A presença constante de cães de rua transitando livremente pelas vias urbanas de Delmiro Gouveia tornou-se motivo de preocupação recorrente para motoristas, pedestres e defensores da causa animal no município. O aumento na quantidade de animais abandonados sem tutor em pontos estratégicos da cidade tem provocado situações diárias de risco no trânsito local.

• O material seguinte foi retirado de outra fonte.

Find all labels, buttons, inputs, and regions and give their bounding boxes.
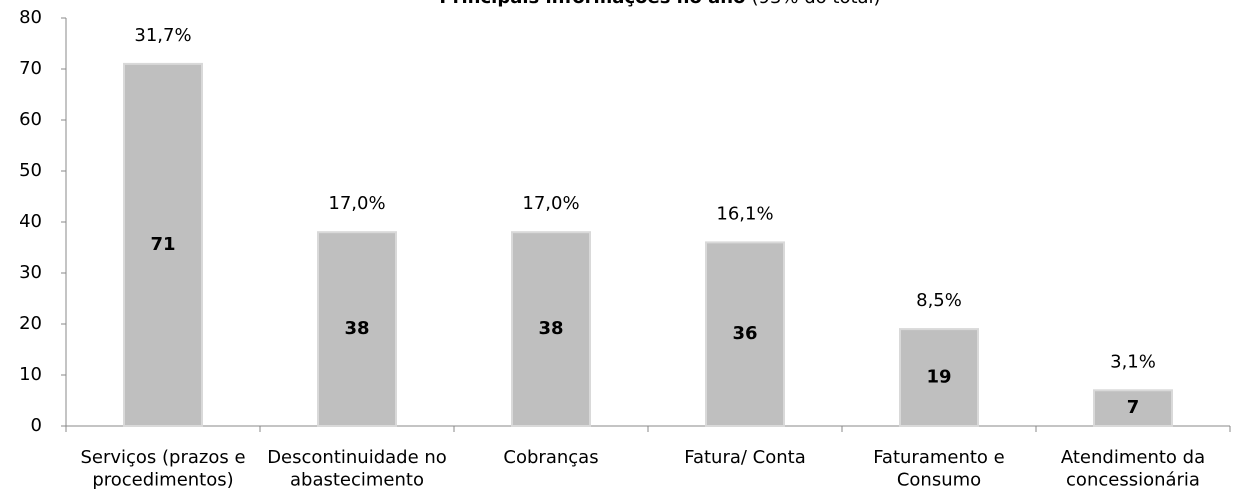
bar [1093,389,1173,427]
bar [317,231,397,427]
x-tick-label: Faturamento e Consumo [873,447,1005,491]
y-tick-label: 0 [31,415,42,436]
x-tick-label: Cobranças [503,447,598,468]
y-tick-label: 60 [19,109,42,130]
bar [899,328,979,428]
x-tick-label: Serviços (prazos e procedimentos) [80,447,245,491]
share-label: 16,1% [716,203,773,224]
share-label: 8,5% [916,290,962,311]
y-tick-label: 70 [19,58,42,79]
share-label: 3,1% [1110,351,1156,372]
y-tick-label: 80 [19,7,42,28]
value-label: 38 [344,318,369,339]
y-tick-label: 20 [19,313,42,334]
x-tick-label: Fatura/ Conta [684,447,806,468]
chart-title: Principais informações no ano [439,0,745,8]
x-tick-label: Atendimento da concessionária [1061,447,1205,491]
value-label: 7 [1127,397,1140,418]
y-tick-label: 50 [19,160,42,181]
share-label: 17,0% [522,193,579,214]
bar [123,62,203,428]
y-tick-label: 10 [19,364,42,385]
value-label: 36 [732,323,757,344]
value-label: 71 [150,234,175,255]
x-tick-label: Descontinuidade no abastecimento [267,447,447,491]
y-tick-label: 40 [19,211,42,232]
chart-subtitle: (93% do total) [751,0,880,8]
bar [511,231,591,427]
value-label: 38 [538,318,563,339]
chart-title-group: Principais informações no ano (93% do tot… [439,0,880,8]
y-tick-label: 30 [19,262,42,283]
share-label: 17,0% [328,193,385,214]
share-label: 31,7% [134,25,191,46]
bar [705,241,785,427]
value-label: 19 [926,367,951,388]
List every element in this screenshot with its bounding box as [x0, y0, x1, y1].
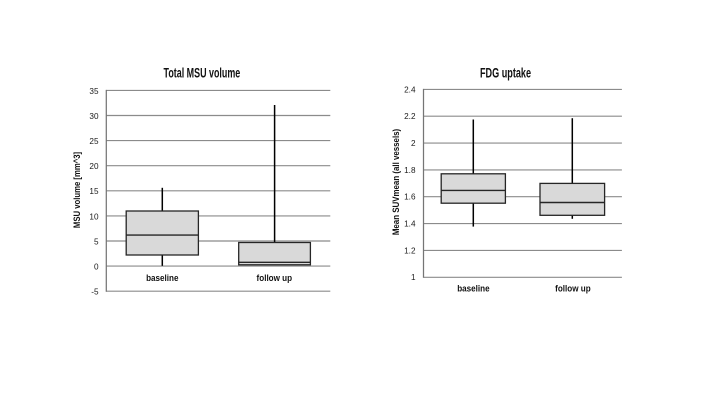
- svg-text:2: 2: [411, 139, 416, 148]
- svg-text:5: 5: [94, 237, 99, 246]
- svg-text:baseline: baseline: [457, 283, 490, 294]
- svg-text:10: 10: [89, 212, 99, 221]
- svg-text:1.8: 1.8: [404, 166, 416, 175]
- svg-text:MSU volume [mm^3]: MSU volume [mm^3]: [73, 152, 83, 228]
- svg-text:35: 35: [89, 87, 99, 96]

O problema é mais visível no Centro e ao longo de trechos de grande fluxo de veículos, como as avenidas Juscelino Kubitschek e Castelo Branco, além das imediações do Mercado Público e de praças da região.
Perigo para motociclistas e risco de atropelamentos
A convivência desordenada entre o tráfego urbano e os animais soltos multiplica os fatores de risco, afetando principalmente quem depende de veículos de duas rodas:
Sustos e Quedas: A reação repentina de cães ao cruzarem a pista ou avançarem contra condutores em movimento obriga motoristas e pilotantes de motocicletas a realizarem manobras bruscas e frenagens de emergência.
Gravidade dos Sinistros: Quedas provocadas por esquivas ou colisões diretas contra cães respondem por uma parcela significativa dos atendimentos prestados por equipes de resgate no interior alagoano, gerando desde escoriações até fraturas graves.
Bem-estar Animal: Os próprios animais ficam vulneráveis a atropelamentos com lesões permanentes ou morte, agravando o cenário de sofrimento nas ruas.
Saúde pública e a busca por soluções
A questão ultrapassa o âmbito do trânsito e atinge diretamente a área de saúde pública e vigilância sanitária. Sem o acompanhamento veterinário adequado, vacinação contra a raiva ou controle de endoparasitas e zoonoses (como a leishmaniose/calazar), a população canina de rua fica exposta a doenças transmissíveis aos seres humanos.
Moradores e protetores independentes cobram o fortalecimento de ações integradas do Poder Público com o Centro de Controle de Zoonoses (CCZ) e secretarias municipais. Entre as medidas apontadas como urgentes estão a ampliação de campanhas permanentes de castração gratuita para controle populacional, a realização de feiras de adoção responsável e a punição efetiva contra o abandono de animais — prática tipificada como crime pela Lei Federal nº 14.064/2020.